Zeng also blasted Bloom, saying the US researcher "without confirmation from the Chinese researchers and having no knowledge of the ins and outs of the matter, made up a conspiracy theory saying it was a cover-up."

In the meantime, Bloom's suspicion and sympathetic Western press coverage -- without Chinese accounts -- dominated the public discourse in English.

After Zeng spoke and the two Xinhua journalists interviewed the Wuhan researcher, the Chinese side of the story surfaced.

A New York Times column, on July 30, included the Chinese account by citing and corroborating the Xinhua journalists' personal newsletter.

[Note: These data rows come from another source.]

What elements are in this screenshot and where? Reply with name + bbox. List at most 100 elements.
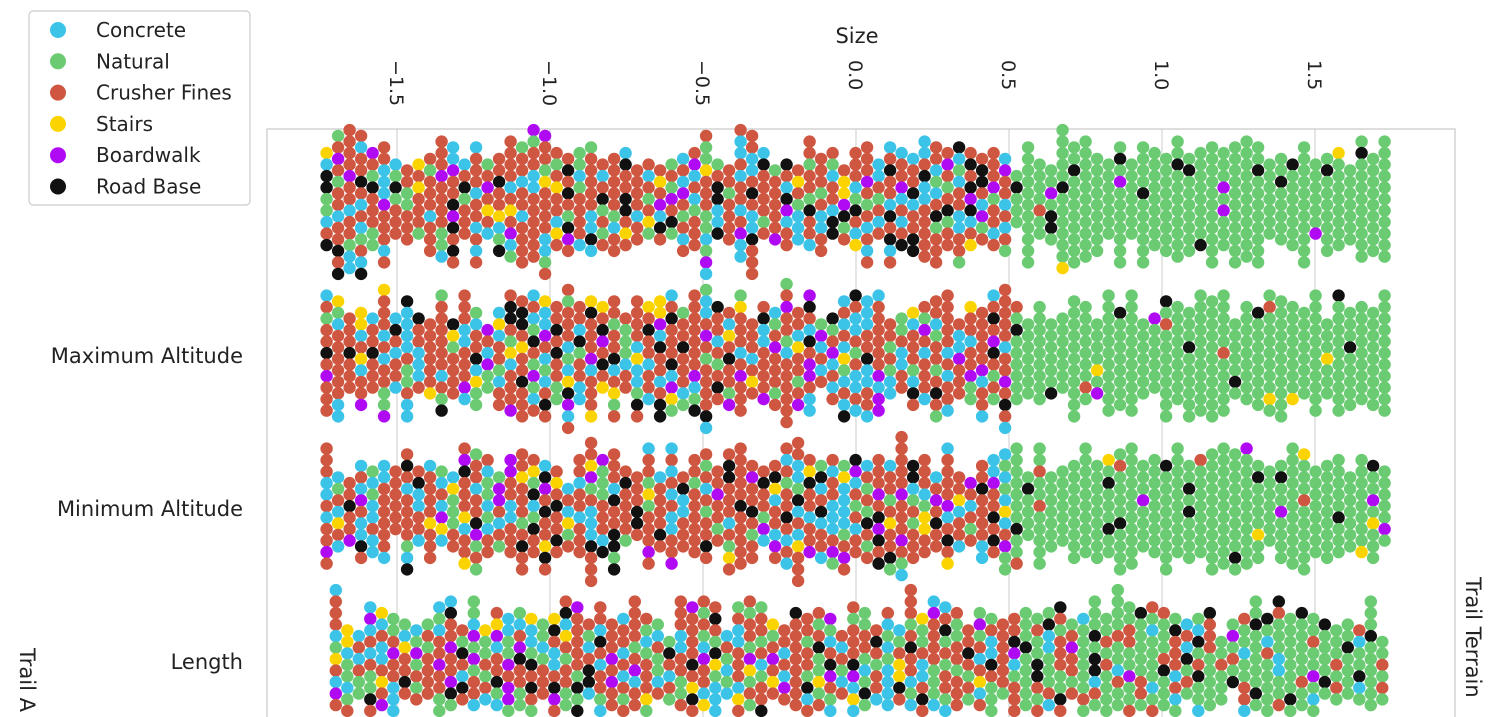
data-point — [688, 465, 701, 478]
legend-label: Boardwalk — [96, 143, 201, 167]
data-point — [573, 488, 586, 501]
data-point — [791, 459, 805, 473]
data-point — [699, 306, 713, 320]
data-point — [734, 158, 747, 171]
data-point — [803, 312, 816, 325]
data-point — [1019, 641, 1032, 654]
data-point — [1031, 647, 1044, 660]
data-point — [916, 658, 929, 672]
data-point — [1205, 318, 1219, 331]
data-point — [906, 387, 920, 400]
data-point — [331, 341, 345, 354]
data-point — [929, 244, 943, 258]
data-point — [582, 618, 595, 631]
data-point — [734, 392, 747, 406]
data-point — [354, 198, 368, 212]
data-point — [699, 528, 713, 542]
data-point — [791, 187, 805, 200]
data-point — [389, 499, 402, 513]
data-point — [1042, 675, 1056, 689]
data-point — [941, 323, 954, 337]
data-point — [1125, 465, 1138, 478]
data-point — [1102, 369, 1115, 383]
data-point — [697, 675, 710, 689]
data-point — [423, 210, 437, 223]
data-point — [1240, 238, 1253, 252]
data-point — [607, 528, 621, 542]
data-point — [1263, 392, 1276, 406]
data-point — [1136, 540, 1150, 553]
data-point — [870, 624, 883, 637]
data-point — [596, 511, 609, 524]
data-point — [550, 204, 563, 217]
data-point — [791, 164, 805, 177]
data-point — [1297, 198, 1311, 212]
data-point — [343, 181, 356, 194]
data-point — [791, 329, 805, 343]
data-point — [1111, 595, 1125, 608]
data-point — [1056, 369, 1069, 383]
data-point — [550, 392, 563, 406]
data-point — [1113, 318, 1127, 331]
data-point — [1159, 341, 1173, 354]
data-point — [594, 612, 607, 626]
data-point — [1364, 664, 1378, 677]
data-point — [780, 204, 793, 217]
data-point — [858, 698, 871, 712]
data-point — [1251, 233, 1265, 246]
data-point — [1366, 551, 1380, 565]
data-point — [918, 204, 931, 217]
data-point — [538, 164, 552, 177]
data-point — [1378, 511, 1391, 524]
data-point — [872, 453, 885, 467]
data-point — [435, 250, 448, 263]
data-point — [1136, 482, 1150, 496]
data-point — [780, 534, 793, 547]
data-point — [709, 601, 722, 614]
data-point — [676, 210, 690, 223]
data-point — [812, 606, 825, 620]
data-point — [617, 681, 630, 695]
data-point — [1203, 606, 1217, 620]
data-point — [918, 369, 931, 383]
data-point — [745, 164, 759, 177]
data-point — [640, 612, 653, 626]
data-point — [502, 624, 515, 637]
data-point — [998, 233, 1012, 246]
data-point — [421, 641, 434, 654]
data-point — [400, 295, 414, 308]
data-point — [617, 647, 630, 660]
data-point — [1205, 175, 1219, 189]
data-point — [435, 227, 448, 240]
data-point — [918, 522, 931, 536]
data-point — [1378, 204, 1391, 217]
data-point — [791, 233, 805, 246]
data-point — [469, 528, 483, 542]
data-point — [1171, 169, 1184, 183]
data-point — [1194, 476, 1207, 490]
data-point — [1355, 465, 1368, 478]
data-point — [1228, 210, 1242, 223]
data-point — [607, 221, 621, 235]
data-point — [1077, 612, 1090, 626]
data-point — [1148, 323, 1161, 337]
data-point — [550, 476, 563, 490]
data-point — [835, 652, 848, 666]
data-point — [996, 618, 1009, 631]
data-point — [1008, 670, 1021, 683]
data-point — [412, 534, 425, 547]
data-point — [435, 169, 448, 183]
data-point — [1286, 557, 1299, 570]
data-point — [1031, 681, 1044, 695]
data-point — [768, 517, 782, 530]
data-point — [860, 152, 874, 166]
data-point — [1263, 335, 1276, 348]
data-point — [847, 635, 860, 649]
data-point — [469, 448, 483, 461]
data-point — [538, 267, 552, 281]
data-point — [688, 453, 701, 467]
data-point — [676, 517, 690, 530]
data-point — [755, 601, 768, 614]
data-point — [527, 465, 540, 478]
data-point — [1146, 704, 1159, 717]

"While the disappearance of the sequences appears to be the result of an editorial error, Dr. Bloom felt that it was still worthwhile looking for other sequences of coronaviruses that might be lurking online," the column added.

Compared with the media-savvy Bloom, who was widely quoted in the press coverage and whose lab counts over 20,000 followers on Twitter, the Wuhan researcher doesn't have identifiable social media accounts and approaches the controversy in a strictly academic fashion, patiently waiting for a correction from the journal.

Throughout the interview and subsequent communication, the Wuhan researcher, apparently uninterested in politics or conspiracy theories, insisted that the only thing that could completely exonerate the authors was for SMALL to issue a correction confirming the Data Availability paragraph was indeed mistakenly deleted by the journal.

That was one key reason the authors have remained silent, so as not to embarrass SMALL publicly, said the Wuhan researcher, adding that their concern had been if they highlighted the editorial error before SMALL did, that could complicate a correction from the journal.

When pressed by two Xinhua journalists on why not respond publicly earlier, the Wuhan researcher said "I ask for your understanding -- at the time, I didn't know what to do. There was nobody telling me what to do."

That admission, coupled with Zeng's statement that the Chinese government only began to investigate the matter after media reports, stood in stark contrast with the wide speculation in the West that the withdrawal was a "deliberate obfuscation" and "deliberate obstruction."

It's unknown if Bloom has any reflection from the drama that he started. He didn't respond to an emailed request for comments.